And in this article, I’m going to talk about one vital stage for making that happen: deepening your ideas after you first get them and before you start writing.

Deepening your idea before you draft will hugely increase how far the poem can go.

Got a good idea? Great—now keep working!

There are dozens of ways to get a good first idea: observe the world, observe yourself, read another poet, listen to music, have a conversation, eavesdrop on a conversation, look back at your notebook, cut up some words, ask a friend for a prompt, look at a picture…. Endless! No doubt you use a few different strategies yourself.

And if you’re like most of the poets I’ve seen, once you have an idea you go straight to working out a first draft.

I’d like to suggest a change to that.

As well as a drafting process, you should also have an idea process. And the idea process happens before the drafting process even starts.

You see, I think the first idea is only the beginning. Whether your first idea is really just an idea, or whether it’s already a full-blown draft, I think that the next thing you need to do is explore what other ideas you can add to it.

And this early on is the perfect time to do it. For one thing, it’s still “hot” in your unconscious; and for another, it’s still new to you, so you can still be flexible about what kind of poem is going to come out of it. Later on, after you’ve done a few drafts and gotten used to it being a particular way, that will get harder.

Five ways you can deepen your first ideas

1.     Freewrite

I have another article on the value of freewriting, so I won’t go into detail here. But you should definitely, for sure, do at least one freewrite around the ideas that you already have.

You just never know what else is lurking in your unconscious, ready to transform your idea into something even more marvelous! Do a freewrite, and find out.

2.     Compost, Think, and Wait

When we get a great idea, it’s natural to want to rush right to a first full draft. But maybe we can wait a bit, too.

Perhaps, if you create some time between the idea and the first draft, and keep thinking about it in the meantime, you’ll discover a whole lot of new aspects and features. Just keep pondering on your topic, turning it over in your mind a few times a day, and it will start to offer you new ways to think about it.

One excellent way to do this is what Natalie Goldberg calls “Composting.” Instead of just thinking about your idea, try writing notes and prose about it in your journal. Just see what comes up. Try not to be planning your poem—just let things come to you, especially things you didn’t expect, directions for your thoughts that surprise you.

3.     Find some comparisons

This is a very “poet” way of doing it!

Take your first idea, and find some comparisons (that is, metaphors or similes) for the whole idea, or parts of it.

Write down a lot of them—far more than you could use—and do it quickly. Then look back at your list, and see which comparisons have added new dimensions to the ways you could draft your idea.

The answer should be, all of them!

Why does this work?
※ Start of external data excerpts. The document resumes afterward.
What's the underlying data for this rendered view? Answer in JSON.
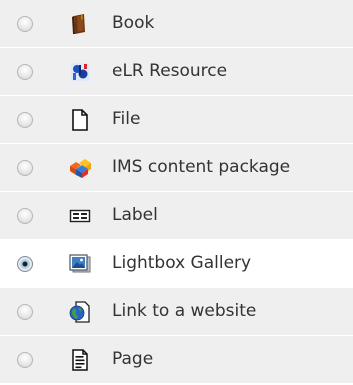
{
  "items": [
    {
      "label": "Book",
      "icon": "book-icon",
      "selected": false
    },
    {
      "label": "eLR Resource",
      "icon": "elr-resource-icon",
      "selected": false
    },
    {
      "label": "File",
      "icon": "file-icon",
      "selected": false
    },
    {
      "label": "IMS content package",
      "icon": "ims-package-icon",
      "selected": false
    },
    {
      "label": "Label",
      "icon": "label-icon",
      "selected": false
    },
    {
      "label": "Lightbox Gallery",
      "icon": "gallery-icon",
      "selected": true
    },
    {
      "label": "Link to a website",
      "icon": "globe-icon",
      "selected": false
    },
    {
      "label": "Page",
      "icon": "page-icon",
      "selected": false
    }
  ],
  "colors": {
    "row_background": "#efefef",
    "selected_row_background": "#ffffff",
    "text": "#333333"
  }
}
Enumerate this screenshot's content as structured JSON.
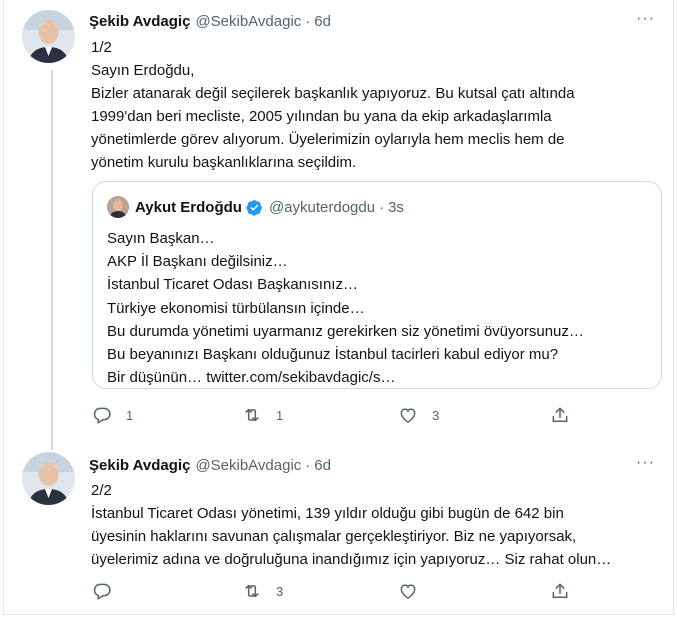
{
  "thread": {
    "tweets": [
      {
        "name": "Şekib Avdagiç",
        "handle": "@SekibAvdagic",
        "dot": "·",
        "time": "6d",
        "lines": [
          "1/2",
          "Sayın Erdoğdu,",
          "Bizler atanarak değil seçilerek başkanlık yapıyoruz. Bu kutsal çatı altında",
          "1999'dan beri mecliste, 2005 yılından bu yana da ekip arkadaşlarımla",
          "yönetimlerde görev alıyorum. Üyelerimizin oylarıyla hem meclis hem de",
          "yönetim kurulu başkanlıklarına seçildim."
        ],
        "quote": {
          "name": "Aykut Erdoğdu",
          "handle": "@aykuterdogdu",
          "dot": "·",
          "time": "3s",
          "lines": [
            "Sayın Başkan…",
            "AKP İl Başkanı değilsiniz…",
            "İstanbul Ticaret Odası Başkanısınız…",
            "Türkiye ekonomisi türbülansın içinde…",
            "Bu durumda yönetimi uyarmanız gerekirken siz yönetimi övüyorsunuz…",
            "Bu beyanınızı Başkanı olduğunuz İstanbul tacirleri kabul ediyor mu?",
            "Bir düşünün… twitter.com/sekibavdagic/s…"
          ]
        },
        "actions": {
          "replies": "1",
          "retweets": "1",
          "likes": "3"
        }
      },
      {
        "name": "Şekib Avdagiç",
        "handle": "@SekibAvdagic",
        "dot": "·",
        "time": "6d",
        "lines": [
          "2/2",
          "İstanbul Ticaret Odası yönetimi, 139 yıldır olduğu gibi bugün de 642 bin",
          "üyesinin haklarını savunan çalışmalar gerçekleştiriyor. Biz ne yapıyorsak,",
          "üyelerimiz adına ve doğruluğuna inandığımız için yapıyoruz… Siz rahat olun…"
        ],
        "actions": {
          "replies": "",
          "retweets": "3",
          "likes": ""
        }
      }
    ]
  },
  "icons": [
    "more-icon",
    "reply-icon",
    "retweet-icon",
    "like-icon",
    "share-icon",
    "verified-icon"
  ],
  "colors": {
    "text": "#0f1419",
    "muted": "#536471",
    "border": "#cfd9de",
    "verified": "#1d9bf0"
  }
}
Because any comparison links two ideas together—your original idea, and a new one. So each one adds that second, new idea to the list of thoughts that might enter your poem.

If you create enough of them, and choose the best, you’ll discover that this gives you a ton of possible new directions for your poem.

4.     Find your associations

Our minds learn and think by making connections: physical connections between neurons, and mental connections between ideas.

This means that, for any idea we have, there is already a web of other ideas connected to it in our minds. If we can uncover that web, we’ll have a rich source of linked topics that could enrich your poem.

Luckily for us, this is not too hard to do. For any idea you’ve got, you can ask yourself questions like these:

  • What physical things does this idea make me think of? What objects, plants, animals?

  • What people does this idea bring to my mind?

  • And what places?

  • What memories are linked with this idea for me?

  • Are there dreams or fantasies that I connect with this idea?

  • What colors seem to fit with this idea, and what do I think of when I think of those colors?

  • Repeat the last one with sounds, and smells.

Use these topics to see what connections you’ve already got for your idea, and then think about including some of them in the poem.

5.     Find outside connections

Finally, you can also seek connections between your idea and topics that are “out there” in the world. (This can be a great way to broaden the scope of your writing and make it more socially or politically engaged.)

Ask yourself, which of these kinds of topics could your idea connect with in some way?

  • Historical events

  • Political questions

  • Recent news, local, national, or global

  • Social trends or problems

  • Technology and its effects

  • Art of other kinds (not poetry)

  • Academic subjects—math? chemistry?

  • Religion

You might like to try some internet research—look up things related to your idea, and see what happens!

As always, look for lots of possible connections, then select the best, the ones that really seem to enrich your idea. Sometimes there won’t be anything: other times, you’ll amaze yourself with how something you thought was purely personal turns out to connect to another country, another time, or another field of thought entirely.

Next Steps

  1. When you have your next poem idea, STOP—don’t draft right away.

  2. Instead, choose one of my 5 methods, and use it to make your idea bigger, wider, connected to other ideas.

  3. Then try another one of the 5 methods, in case a different approach yields something even better.

  4. Then draft the poem, using your new, richer understanding of how deep and wide it could go!